Annualized this would equal $23.61 x 365 = $8,616.25 which would equal 4.00755% yearly interest on my $215k investment.

I thought I was supposed to get 4.293%. on the T bill.

Currently 7-day yield is 4.01% in MM account, which is essentially equivalent to the actual bond return. This means the only real advantage of the Tbill is not having to pay high California state tax on the returns, which is still a plus. But I don’t like playing with things I don’t understand, even if the risk is low. Can someone please tell me how I should be calculating this and/or if I am looking at these Tbills all wrong?
 
OP,
It looks like you bought this in the auction today. There was a new 8 week t-bill auctioned today and its price of 99.41222 exactly matches your total price of $213,583.63 for par value of $215,000.

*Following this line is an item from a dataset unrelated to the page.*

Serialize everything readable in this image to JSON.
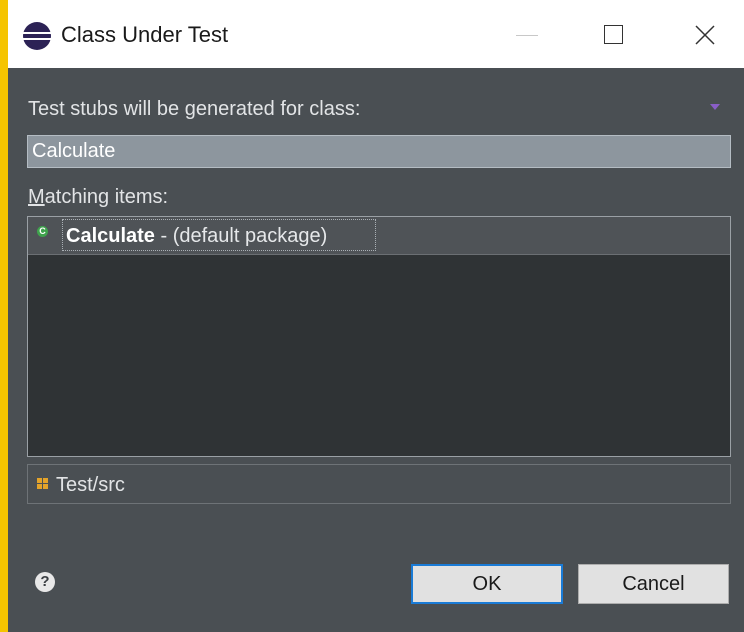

The quote you see with ask price of 99.300 is for a secondary market quote of a 17 week t-bill auctioned in November with same CUSIP number as the new 8-week t-bill auctioned today.
 
OP,
It looks like you bought this in the auction today. There was a new 8 week t-bill auctioned today and its price of 99.41222 exactly matches your total price of $213,583.63 for par value of $215,000.
The quote you see with ask price of 99.300 is for a secondary market quote of a 17 week t-bill auctioned in November with same CUSIP number as the new 8-week t-bill auctioned today.
I was trying to buy a new 8 week t-bill. So that part worked out. But I don't know how to look at the fidelity offerings and KNOW what the interest rate will be. Maybe because I was aiming for a new (auction) purchase there would not be a way to know the final return until the auction is over?? Is that how it works?
 
I was trying to buy a new 8 week t-bill. So that part worked out. But I don't know how to look at the fidelity offerings and KNOW what the interest rate will be. Maybe because I was aiming for a new (auction) purchase there would not be a way to know the final return until the auction is over?? Is that how it works?
In an auction purchase you wont know exactly what return you will get. In secondary market however you will know that before hand.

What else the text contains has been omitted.